Kedua, kebijakan ini akan mencegah ancaman nyata, tetapi sangat dapat dihindarkan, yakni krisis kesehatan. Hingga saat ini, 53 negara di seluruh dunia telah mengadopsi kebijakan-kebijakan praktik-terbaik eliminasi lemak trans yang melindungi 3,7 miliar orang.
Dalam empat tahun terakhir, Brazil, India, Bangladesh, Filipina, Turki, Mesir, Meksiko, Nigeria, dan Argentina memelopori gerakan ini, menyusul sejumlah negara tetangga Indonesia seperti Thailand dan Singapura.
Dengan demikian, Indonesia yang merupakan negara berpenduduk terbanyak keempat di dunia sangat rentan menjadi negara tempat pembuangan produk-produk pangan kaya lemak trans. Hal ini tidak hanya merusak kesehatan individu, melainkan juga ambisi agenda kesehatan dan pembangunan Indonesia.
Momentum ini sedang berbalik, kesempatan-kesempatan terbuka. Dengan disahkannya Omnibus Law Undang-Undang Kesehatan tahun lalu, para legislator mengambil langkah berani dan sangat dibutuhkan untuk aktif melawan faktor-faktor risiko utama penyakit-penyakit tidak menular (PTM). Tantangan yang ada sekarang adalah memastikan peraturan pelaksana yang sedang disusun agar mencakup langkah-langkah spesifik untuk mengatasi pola makan tidak sehat dan mencapai lingkungan pangan yang lebih sehat.

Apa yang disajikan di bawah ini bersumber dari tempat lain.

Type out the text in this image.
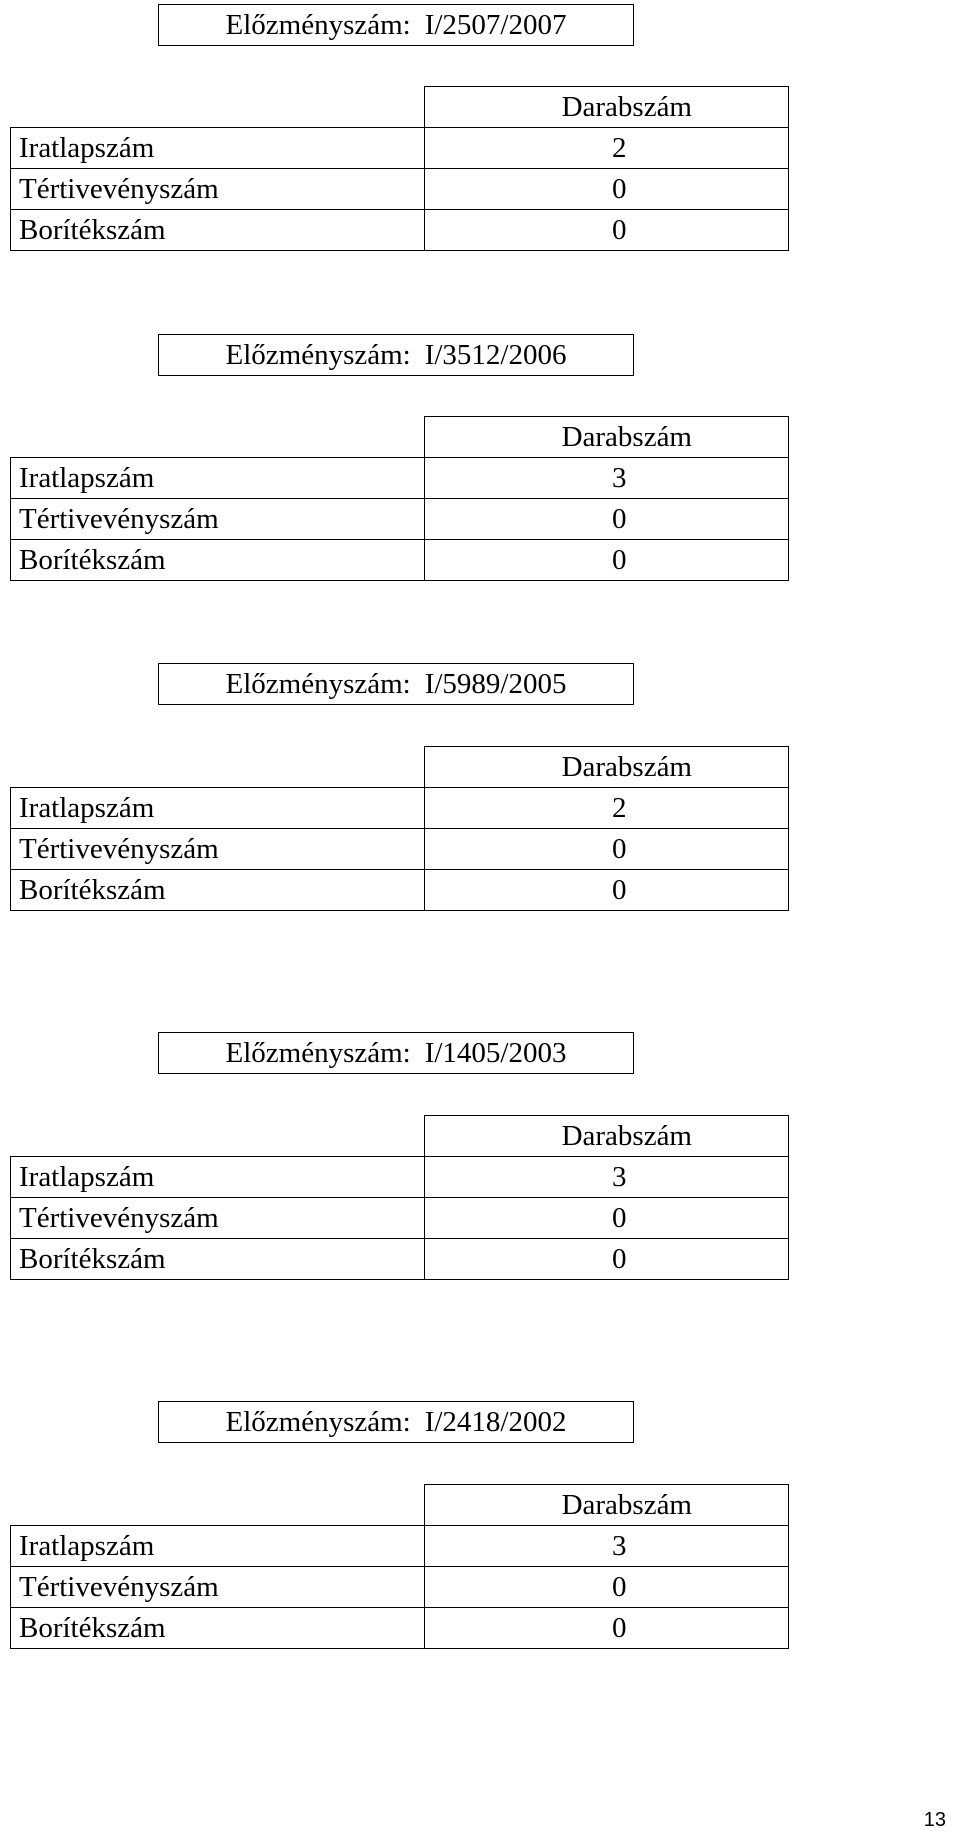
Előzményszám: I/2507/2007
	Darabszám
Iratlapszám	2
Tértivevényszám	0
Borítékszám	0
Előzményszám: I/3512/2006
	Darabszám
Iratlapszám	3
Tértivevényszám	0
Borítékszám	0
Előzményszám: I/5989/2005
	Darabszám
Iratlapszám	2
Tértivevényszám	0
Borítékszám	0
Előzményszám: I/1405/2003
	Darabszám
Iratlapszám	3
Tértivevényszám	0
Borítékszám	0
Előzményszám: I/2418/2002
	Darabszám
Iratlapszám	3
Tértivevényszám	0
Borítékszám	0
13
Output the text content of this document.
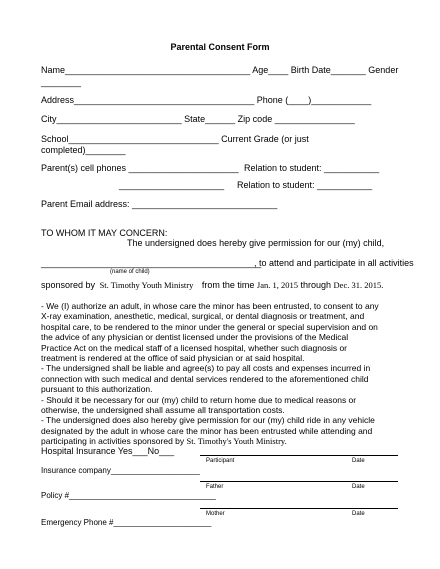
Parental Consent Form
Name_____________________________________ Age____ Birth Date_______ Gender
________
Address____________________________________ Phone (____)____________
City_________________________ State______ Zip code ________________
School______________________________ Current Grade (or just
completed)________
Parent(s) cell phones ______________________ Relation to student: ___________
_____________________ Relation to student: ___________
Parent Email address: _____________________________
TO WHOM IT MAY CONCERN:
The undersigned does hereby give permission for our (my) child,
____________________________________________
, to attend and participate in all activities
(name of child)
sponsored by St. Timothy Youth Ministry from the time Jan. 1, 2015 through Dec. 31. 2015.
- We (I) authorize an adult, in whose care the minor has been entrusted, to consent to any
X-ray examination, anesthetic, medical, surgical, or dental diagnosis or treatment, and
hospital care, to be rendered to the minor under the general or special supervision and on
the advice of any physician or dentist licensed under the provisions of the Medical
Practice Act on the medical staff of a licensed hospital, whether such diagnosis or
treatment is rendered at the office of said physician or at said hospital.
- The undersigned shall be liable and agree(s) to pay all costs and expenses incurred in
connection with such medical and dental services rendered to the aforementioned child
pursuant to this authorization.
- Should it be necessary for our (my) child to return home due to medical reasons or
otherwise, the undersigned shall assume all transportation costs.
- The undersigned does also hereby give permission for our (my) child ride in any vehicle
designated by the adult in whose care the minor has been entrusted while attending and
participating in activities sponsored by St. Timothy's Youth Ministry.
Hospital Insurance Yes___No___
Insurance company____________________
Policy #_________________________________
Emergency Phone #______________________
Participant	Date
Father	Date
Mother	Date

Selain itu, dengan segera berakhirnya periode Rencana Pembangunan Jangka Panjang Nasional 2005–2025 serta finalisasi dan pemberlakuan Rencana berikutnya, pembuat kebijakan semakin menyadari perlunya memperluas dengan cepat tindakan-tindakan kesehatan preventif dan promotif. Ini termasuk untuk PTM, serta tidak hanya di dalam sistem kesehatan tetapi juga dalam kehidupan sehari-hari masyarakat.

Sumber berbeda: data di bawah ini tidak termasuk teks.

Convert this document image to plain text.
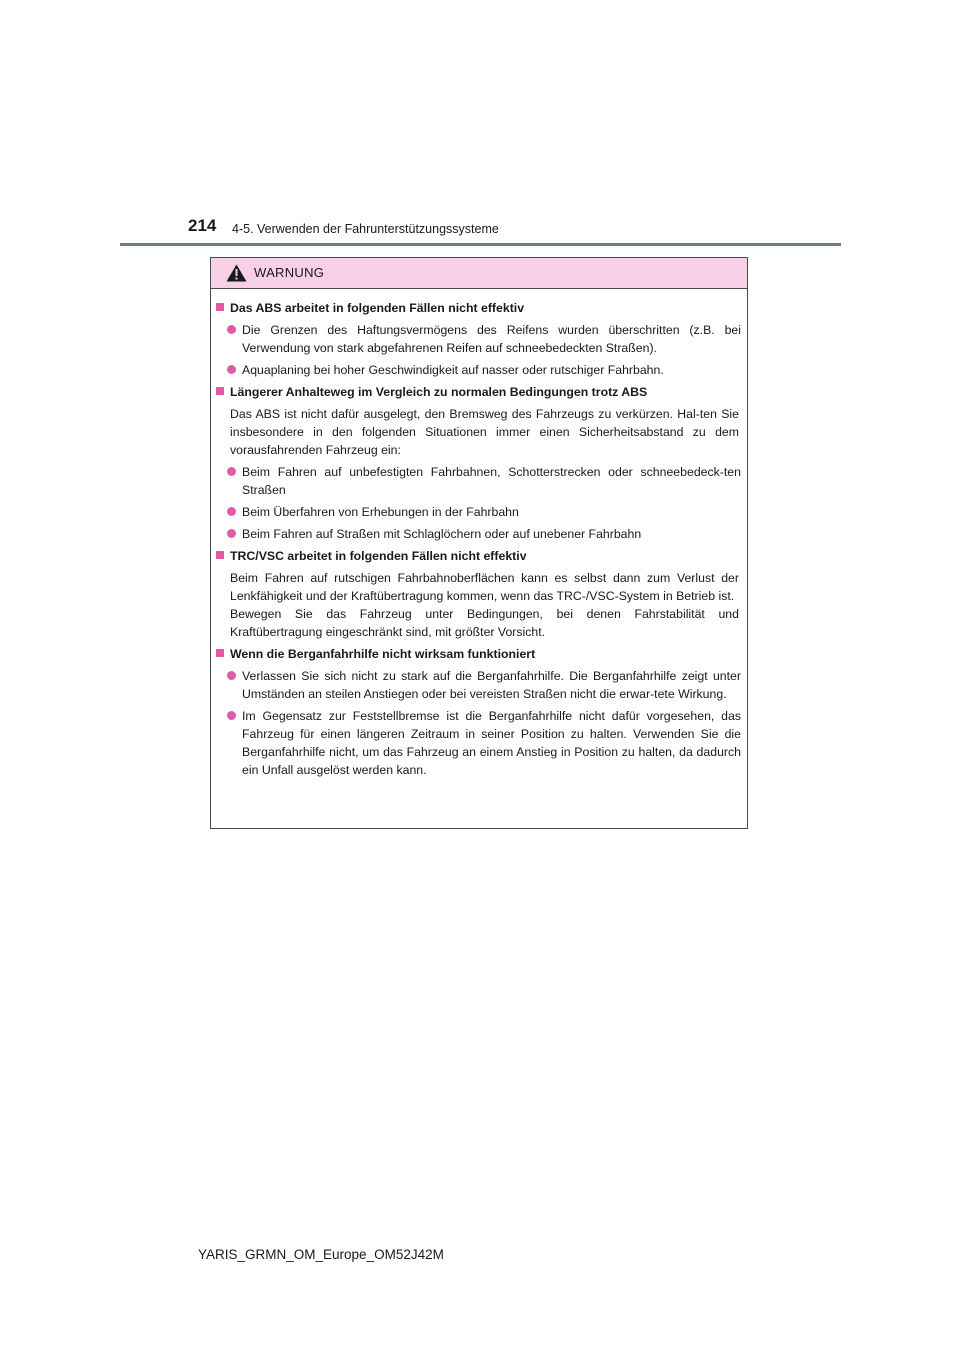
214 4-5. Verwenden der Fahrunterstützungssysteme
WARNUNG
Das ABS arbeitet in folgenden Fällen nicht effektiv
Die Grenzen des Haftungsvermögens des Reifens wurden überschritten (z.B. bei Verwendung von stark abgefahrenen Reifen auf schneebedeckten Straßen).
Aquaplaning bei hoher Geschwindigkeit auf nasser oder rutschiger Fahrbahn.
Längerer Anhalteweg im Vergleich zu normalen Bedingungen trotz ABS
Das ABS ist nicht dafür ausgelegt, den Bremsweg des Fahrzeugs zu verkürzen. Hal-ten Sie insbesondere in den folgenden Situationen immer einen Sicherheitsabstand zu dem vorausfahrenden Fahrzeug ein:
Beim Fahren auf unbefestigten Fahrbahnen, Schotterstrecken oder schneebedeck-ten Straßen
Beim Überfahren von Erhebungen in der Fahrbahn
Beim Fahren auf Straßen mit Schlaglöchern oder auf unebener Fahrbahn
TRC/VSC arbeitet in folgenden Fällen nicht effektiv
Beim Fahren auf rutschigen Fahrbahnoberflächen kann es selbst dann zum Verlust der Lenkfähigkeit und der Kraftübertragung kommen, wenn das TRC-/VSC-System in Betrieb ist.
Bewegen Sie das Fahrzeug unter Bedingungen, bei denen Fahrstabilität und Kraftübertragung eingeschränkt sind, mit größter Vorsicht.
Wenn die Berganfahrhilfe nicht wirksam funktioniert
Verlassen Sie sich nicht zu stark auf die Berganfahrhilfe. Die Berganfahrhilfe zeigt unter Umständen an steilen Anstiegen oder bei vereisten Straßen nicht die erwar-tete Wirkung.
Im Gegensatz zur Feststellbremse ist die Berganfahrhilfe nicht dafür vorgesehen, das Fahrzeug für einen längeren Zeitraum in seiner Position zu halten. Verwenden Sie die Berganfahrhilfe nicht, um das Fahrzeug an einem Anstieg in Position zu halten, da dadurch ein Unfall ausgelöst werden kann.
YARIS_GRMN_OM_Europe_OM52J42M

Dan fokus pandangan ke depan dalam agenda transformasi kesehatan nasional Indonesia yang diluncurkan pada 2022 semakin memperkuat dasar untuk bersikap optimis. Agenda transformasi ini secara khusus menyoroti kebutuhan adanya tindakan kesehatan yang komprehensif untuk lebih efektif mencegah dan mengendalikan PTM, penyebab terbesar kematian dini di Indonesia.

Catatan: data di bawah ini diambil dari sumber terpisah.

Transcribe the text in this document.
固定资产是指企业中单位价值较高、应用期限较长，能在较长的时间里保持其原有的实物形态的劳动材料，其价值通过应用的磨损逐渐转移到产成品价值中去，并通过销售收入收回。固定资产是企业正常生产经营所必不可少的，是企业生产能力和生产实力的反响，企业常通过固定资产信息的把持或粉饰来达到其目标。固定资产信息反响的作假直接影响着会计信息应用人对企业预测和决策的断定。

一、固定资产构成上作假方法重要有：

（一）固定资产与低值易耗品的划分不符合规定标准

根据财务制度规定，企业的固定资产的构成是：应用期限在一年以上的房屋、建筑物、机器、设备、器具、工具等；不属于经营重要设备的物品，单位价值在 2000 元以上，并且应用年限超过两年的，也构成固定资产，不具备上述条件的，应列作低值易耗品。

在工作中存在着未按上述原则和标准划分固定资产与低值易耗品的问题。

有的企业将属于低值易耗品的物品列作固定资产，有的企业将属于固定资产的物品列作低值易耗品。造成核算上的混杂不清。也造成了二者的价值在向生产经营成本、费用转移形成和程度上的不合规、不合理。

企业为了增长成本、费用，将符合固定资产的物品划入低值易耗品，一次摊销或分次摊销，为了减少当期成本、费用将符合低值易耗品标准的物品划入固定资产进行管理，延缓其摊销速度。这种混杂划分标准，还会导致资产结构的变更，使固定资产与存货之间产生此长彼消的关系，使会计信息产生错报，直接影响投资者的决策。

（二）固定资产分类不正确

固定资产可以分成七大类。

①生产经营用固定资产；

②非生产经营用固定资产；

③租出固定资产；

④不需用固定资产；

Saat ini, Indonesia memiliki kesempatan besar untuk membantu mengeliminasi lemak trans di seluruh dunia pada 2025, hal yang akan terus WHO dukung untuk dicapai oleh semua negara.
Yang dibutuhkan sekarang adalah komitmen nasional dengan didukung tindakan regulasi secara cepat untuk mengeliminasi lemak trans hingga tuntas. Bersama, kita bisa; bersama, kita harus melakukannya.
~ Dr N. Paranietharan adalah Perwakilan World Health Organization untuk Indonesia
~ Dr Renu Garg adalah Senior Vice President untuk kesehatan jantung di Resolve to Save Lives (RTSL)
Artikel ini telah diterbitkan di The Jakarta Post pada 5 Juni 2024.